Supply-side reforms? For Truss, they seem to consist of removing the vestigial remnants of employment protection in the least regulated labour market in the OECD, permitting fracking (a non-starter because Britain’s geology means the risks of damage and subsidence are extraordinarily high) and scrapping incentives to go green. Low-tax, low-regulation zones? As a wealth of evidence shows, these displace economic activity rather than create the new.
Do the Tees Valley or the West Midlands want to become international showcases for industrial injury, tax avoidance and goods that are dangerous or just plain shoddy? As for blaming the Bank of England for inflation of 13%, get a life. If it had acted six to nine months earlier – which I recall almost no one urging at the time – inflation might be peaking at 12.5%.

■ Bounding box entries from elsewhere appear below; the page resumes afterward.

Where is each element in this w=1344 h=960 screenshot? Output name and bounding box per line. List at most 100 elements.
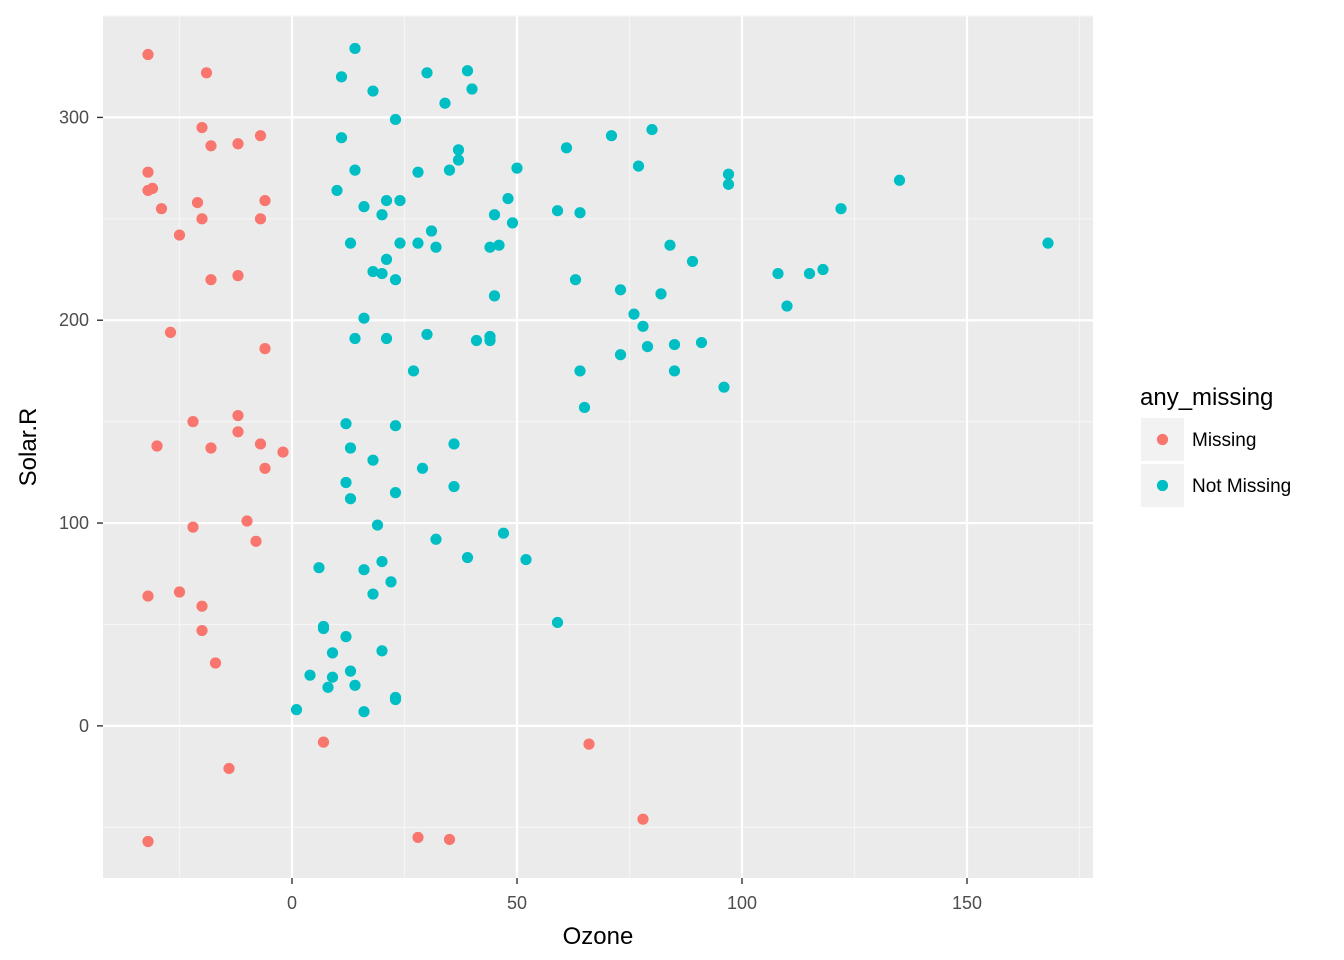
point-not-missing bbox=[389, 113, 402, 126]
point-not-missing bbox=[290, 704, 303, 716]
point-not-missing bbox=[421, 328, 433, 341]
point-missing bbox=[259, 462, 271, 474]
point-not-missing bbox=[569, 274, 582, 286]
point-missing bbox=[142, 166, 154, 178]
point-missing bbox=[196, 600, 208, 612]
point-not-missing bbox=[817, 263, 829, 276]
point-missing bbox=[205, 140, 217, 152]
legend-label: Not Missing bbox=[1192, 476, 1291, 497]
point-not-missing bbox=[722, 168, 735, 180]
point-not-missing bbox=[551, 616, 564, 629]
point-not-missing bbox=[452, 154, 465, 166]
legend-title: any_missing bbox=[1140, 384, 1273, 411]
point-missing bbox=[205, 442, 217, 454]
x-tick-label: 50 bbox=[507, 893, 527, 913]
point-not-missing bbox=[389, 274, 402, 286]
point-not-missing bbox=[605, 130, 618, 142]
point-not-missing bbox=[448, 438, 460, 450]
point-not-missing bbox=[488, 209, 501, 221]
point-not-missing bbox=[461, 551, 474, 564]
legend-key-point bbox=[1156, 433, 1169, 446]
point-not-missing bbox=[326, 647, 339, 659]
point-not-missing bbox=[335, 132, 348, 144]
point-missing bbox=[259, 343, 271, 355]
point-not-missing bbox=[326, 671, 339, 683]
point-missing bbox=[254, 438, 267, 450]
point-not-missing bbox=[695, 336, 708, 349]
point-missing bbox=[223, 762, 235, 775]
point-not-missing bbox=[1042, 237, 1054, 249]
y-tick-label: 300 bbox=[59, 107, 89, 127]
point-not-missing bbox=[349, 42, 361, 55]
point-missing bbox=[254, 213, 267, 225]
point-not-missing bbox=[358, 201, 370, 213]
point-not-missing bbox=[367, 265, 379, 278]
legend-key-point bbox=[1156, 479, 1169, 492]
point-not-missing bbox=[344, 493, 357, 505]
point-not-missing bbox=[497, 527, 510, 539]
point-missing bbox=[637, 813, 649, 825]
point-missing bbox=[232, 270, 244, 282]
point-not-missing bbox=[344, 665, 357, 677]
point-not-missing bbox=[344, 237, 357, 249]
point-missing bbox=[443, 833, 456, 846]
point-missing bbox=[191, 196, 204, 209]
point-not-missing bbox=[367, 85, 379, 97]
point-not-missing bbox=[655, 288, 667, 300]
point-not-missing bbox=[560, 142, 573, 154]
point-not-missing bbox=[484, 241, 496, 253]
point-not-missing bbox=[389, 420, 402, 432]
point-not-missing bbox=[385, 576, 397, 588]
point-not-missing bbox=[443, 164, 456, 176]
point-not-missing bbox=[574, 207, 586, 219]
point-missing bbox=[250, 535, 262, 547]
point-not-missing bbox=[452, 144, 465, 156]
point-not-missing bbox=[322, 681, 334, 693]
point-missing bbox=[155, 203, 168, 215]
y-axis: 0 100 200 300 bbox=[59, 107, 103, 736]
point-not-missing bbox=[412, 237, 424, 249]
point-not-missing bbox=[461, 65, 474, 77]
point-missing bbox=[164, 326, 177, 339]
point-missing bbox=[254, 130, 267, 142]
point-missing bbox=[412, 831, 424, 844]
legend-items: Missing Not Missing bbox=[1141, 418, 1291, 507]
point-not-missing bbox=[349, 679, 361, 691]
point-not-missing bbox=[367, 454, 379, 466]
point-not-missing bbox=[781, 300, 793, 312]
point-not-missing bbox=[430, 241, 442, 253]
point-not-missing bbox=[637, 320, 649, 332]
point-missing bbox=[142, 590, 154, 602]
point-not-missing bbox=[358, 312, 370, 324]
point-not-missing bbox=[412, 166, 424, 178]
point-missing bbox=[151, 440, 163, 452]
x-tick-label: 100 bbox=[727, 893, 757, 913]
point-not-missing bbox=[394, 237, 406, 249]
point-not-missing bbox=[349, 332, 361, 345]
point-not-missing bbox=[380, 253, 393, 265]
point-not-missing bbox=[803, 267, 816, 280]
point-not-missing bbox=[632, 160, 645, 172]
point-missing bbox=[205, 274, 217, 286]
point-not-missing bbox=[358, 564, 370, 576]
point-not-missing bbox=[502, 192, 514, 205]
point-not-missing bbox=[349, 164, 361, 176]
point-not-missing bbox=[313, 562, 325, 574]
point-not-missing bbox=[772, 267, 784, 280]
legend-item-not-missing: Not Missing bbox=[1141, 464, 1291, 507]
point-not-missing bbox=[578, 401, 591, 414]
point-not-missing bbox=[668, 338, 681, 351]
point-not-missing bbox=[421, 67, 433, 79]
point-not-missing bbox=[574, 365, 586, 377]
point-not-missing bbox=[344, 442, 357, 454]
point-not-missing bbox=[304, 669, 316, 681]
point-missing bbox=[200, 67, 213, 79]
point-not-missing bbox=[686, 255, 699, 268]
point-missing bbox=[277, 446, 289, 458]
point-missing bbox=[187, 416, 199, 428]
point-not-missing bbox=[722, 178, 735, 190]
point-not-missing bbox=[416, 462, 429, 474]
point-not-missing bbox=[376, 267, 388, 280]
point-not-missing bbox=[389, 487, 402, 499]
x-axis-title: Ozone bbox=[563, 923, 634, 950]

This is populist bullshit, unless Truss has the chutzpah to raise the inflation target to 4% for a period, an intriguing idea floated by the Bank’s former deputy governor Howard Davies. That is genuine outside-the-box thinking, rather than rehearsing tired Thatcherite nostrums.
All the while, British households confront energy bills of up to £5,000 next year, unpayable by tens of millions – another reality ignored by the Truss camp. Truss has become very adept at saying what her audience likes to hear. It is no compass for governing.